With all this in mind, it would seem that the only people who bother to enter Hauraki are height-lovers, Alball fans, college students and golfers. One must not forget about the residents themselves, who might just be the city’s biggest attraction.
Hauraki started out as the least populated Canton in all of Albeit. In the decades to come, though, it grew denser and denser as people flustered with the changing face of Unterwalden and Graupel started to migrate there. Haurakans tend to embody the “Central Tenants” of Albeit: Independence, creativity and a little mystery sprinkled here and there. They are known especially as an artistic base, with almost all residents experienced in some shape or form with the brush, pottery wheel or chisel.

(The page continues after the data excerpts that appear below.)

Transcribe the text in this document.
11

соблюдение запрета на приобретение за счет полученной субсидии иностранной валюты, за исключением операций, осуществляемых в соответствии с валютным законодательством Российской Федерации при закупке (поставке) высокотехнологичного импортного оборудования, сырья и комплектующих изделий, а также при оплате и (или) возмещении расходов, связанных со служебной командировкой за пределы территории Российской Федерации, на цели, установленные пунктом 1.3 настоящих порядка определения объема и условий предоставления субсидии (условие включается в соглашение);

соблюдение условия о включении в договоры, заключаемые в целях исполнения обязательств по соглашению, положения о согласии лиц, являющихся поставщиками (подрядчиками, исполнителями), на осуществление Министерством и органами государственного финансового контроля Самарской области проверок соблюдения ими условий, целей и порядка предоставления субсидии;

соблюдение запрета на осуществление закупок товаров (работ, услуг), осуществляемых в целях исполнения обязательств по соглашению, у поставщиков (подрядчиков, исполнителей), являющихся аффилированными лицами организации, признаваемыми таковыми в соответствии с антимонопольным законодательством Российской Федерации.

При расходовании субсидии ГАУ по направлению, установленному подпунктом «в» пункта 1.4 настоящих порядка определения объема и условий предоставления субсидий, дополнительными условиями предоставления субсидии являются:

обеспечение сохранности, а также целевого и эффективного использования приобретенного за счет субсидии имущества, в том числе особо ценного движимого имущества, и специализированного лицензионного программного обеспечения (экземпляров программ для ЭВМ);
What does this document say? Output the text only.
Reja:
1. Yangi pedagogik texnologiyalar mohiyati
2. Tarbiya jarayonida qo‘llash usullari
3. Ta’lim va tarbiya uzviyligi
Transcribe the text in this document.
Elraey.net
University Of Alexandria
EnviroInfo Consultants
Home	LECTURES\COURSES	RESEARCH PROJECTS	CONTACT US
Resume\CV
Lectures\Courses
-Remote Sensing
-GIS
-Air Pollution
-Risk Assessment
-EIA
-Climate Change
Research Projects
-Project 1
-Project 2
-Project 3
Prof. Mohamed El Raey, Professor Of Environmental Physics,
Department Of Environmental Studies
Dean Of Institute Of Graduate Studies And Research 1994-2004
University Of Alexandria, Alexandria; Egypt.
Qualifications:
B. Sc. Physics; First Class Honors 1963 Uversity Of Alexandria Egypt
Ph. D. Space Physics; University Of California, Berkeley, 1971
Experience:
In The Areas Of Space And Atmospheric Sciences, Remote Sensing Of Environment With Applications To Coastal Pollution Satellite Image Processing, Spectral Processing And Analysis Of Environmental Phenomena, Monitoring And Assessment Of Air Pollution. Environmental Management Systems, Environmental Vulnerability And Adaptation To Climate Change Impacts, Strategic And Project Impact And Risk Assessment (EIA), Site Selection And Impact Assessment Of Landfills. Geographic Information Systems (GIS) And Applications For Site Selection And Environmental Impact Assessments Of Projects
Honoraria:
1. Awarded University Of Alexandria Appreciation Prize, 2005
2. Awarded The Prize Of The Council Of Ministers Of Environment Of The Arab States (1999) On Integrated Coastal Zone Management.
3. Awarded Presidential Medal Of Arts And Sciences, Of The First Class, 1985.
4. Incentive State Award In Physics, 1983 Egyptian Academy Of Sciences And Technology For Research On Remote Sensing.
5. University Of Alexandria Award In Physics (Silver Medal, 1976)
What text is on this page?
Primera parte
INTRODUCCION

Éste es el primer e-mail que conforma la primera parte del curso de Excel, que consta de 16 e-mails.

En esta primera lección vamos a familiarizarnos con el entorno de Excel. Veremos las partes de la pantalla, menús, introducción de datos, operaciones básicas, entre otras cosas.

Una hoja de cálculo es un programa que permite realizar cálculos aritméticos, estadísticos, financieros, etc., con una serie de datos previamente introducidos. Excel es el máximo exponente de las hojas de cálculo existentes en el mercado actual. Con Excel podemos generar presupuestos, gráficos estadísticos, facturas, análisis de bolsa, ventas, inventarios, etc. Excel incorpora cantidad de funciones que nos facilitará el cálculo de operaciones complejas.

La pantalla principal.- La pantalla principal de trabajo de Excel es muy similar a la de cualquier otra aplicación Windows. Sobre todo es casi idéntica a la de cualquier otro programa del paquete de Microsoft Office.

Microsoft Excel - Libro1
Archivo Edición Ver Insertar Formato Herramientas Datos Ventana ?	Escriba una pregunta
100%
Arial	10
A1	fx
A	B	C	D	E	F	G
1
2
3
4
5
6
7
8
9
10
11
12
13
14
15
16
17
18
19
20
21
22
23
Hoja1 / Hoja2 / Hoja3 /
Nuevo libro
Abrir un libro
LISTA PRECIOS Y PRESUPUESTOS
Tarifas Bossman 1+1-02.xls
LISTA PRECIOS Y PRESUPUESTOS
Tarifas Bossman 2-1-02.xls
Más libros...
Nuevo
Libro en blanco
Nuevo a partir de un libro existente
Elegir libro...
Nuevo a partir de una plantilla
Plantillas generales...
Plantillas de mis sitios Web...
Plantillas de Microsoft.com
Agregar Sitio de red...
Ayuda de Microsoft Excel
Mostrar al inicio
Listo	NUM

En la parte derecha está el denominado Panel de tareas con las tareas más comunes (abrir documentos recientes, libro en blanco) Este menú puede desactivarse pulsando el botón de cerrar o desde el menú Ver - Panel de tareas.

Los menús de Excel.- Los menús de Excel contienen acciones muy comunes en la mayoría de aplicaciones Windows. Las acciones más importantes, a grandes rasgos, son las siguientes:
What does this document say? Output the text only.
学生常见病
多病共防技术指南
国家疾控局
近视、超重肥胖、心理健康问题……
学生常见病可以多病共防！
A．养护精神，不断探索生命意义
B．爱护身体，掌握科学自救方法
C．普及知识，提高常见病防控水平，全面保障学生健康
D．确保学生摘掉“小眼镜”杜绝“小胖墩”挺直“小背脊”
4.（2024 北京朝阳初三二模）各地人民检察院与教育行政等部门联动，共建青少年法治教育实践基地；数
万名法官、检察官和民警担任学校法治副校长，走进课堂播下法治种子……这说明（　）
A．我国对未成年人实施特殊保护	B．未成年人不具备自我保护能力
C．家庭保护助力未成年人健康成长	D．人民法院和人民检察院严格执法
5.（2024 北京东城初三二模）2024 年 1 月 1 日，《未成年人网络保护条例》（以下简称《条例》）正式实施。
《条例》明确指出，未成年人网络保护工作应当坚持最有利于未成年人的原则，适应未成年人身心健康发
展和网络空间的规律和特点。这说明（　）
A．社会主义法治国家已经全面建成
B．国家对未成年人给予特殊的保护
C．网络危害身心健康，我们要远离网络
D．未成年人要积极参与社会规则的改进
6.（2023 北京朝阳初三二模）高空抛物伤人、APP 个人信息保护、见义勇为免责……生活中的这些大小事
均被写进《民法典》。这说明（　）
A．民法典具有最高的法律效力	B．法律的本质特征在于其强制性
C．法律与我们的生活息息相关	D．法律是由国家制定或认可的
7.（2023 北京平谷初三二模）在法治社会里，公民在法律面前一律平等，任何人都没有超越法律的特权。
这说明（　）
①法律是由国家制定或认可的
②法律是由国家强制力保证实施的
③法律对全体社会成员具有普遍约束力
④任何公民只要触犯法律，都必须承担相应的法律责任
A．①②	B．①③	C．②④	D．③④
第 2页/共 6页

What separates the Canton from other creative regions (Pacfyst and Spengler, to name a few) is its residents’ tendency to work together in groups. As one resident explained, “Here in ‘Raki, we actually talk to our neighbors. We go out to dinner with our neighbors. If one of us has a cool idea, we enlist the help of our neighbors.” Few secret societies exist in Hauraki, chiefly because one’s fellow residents are usually happy to work with someone on a project. Many proud Haurakans call their namesake the “Interconnected Canton,” and it shows: the majority of the area is more than happy to help one another.
Though Albeitians are known as religious people, the sentiment is especially strong in Hauraki. One of the most vibrant religions in the area is Quakerism, which almost a third of the region identifies with. When Haurakans aren’t searching for the Inner Light, they can often be found out in the streets with a pair of Alball rackets, an easel or simply themselves.
Hauraki, thus, isn’t just the Extraneous Canton or the Unnecessary Canton. It’s the Creative Canton, the Interconnected Canton, the Active Canton, the Educated Canton and the Observant Canton—in more ways than one. If it weren’t also the Southernmost Canton, perhaps more of Albeit would come to appreciate it.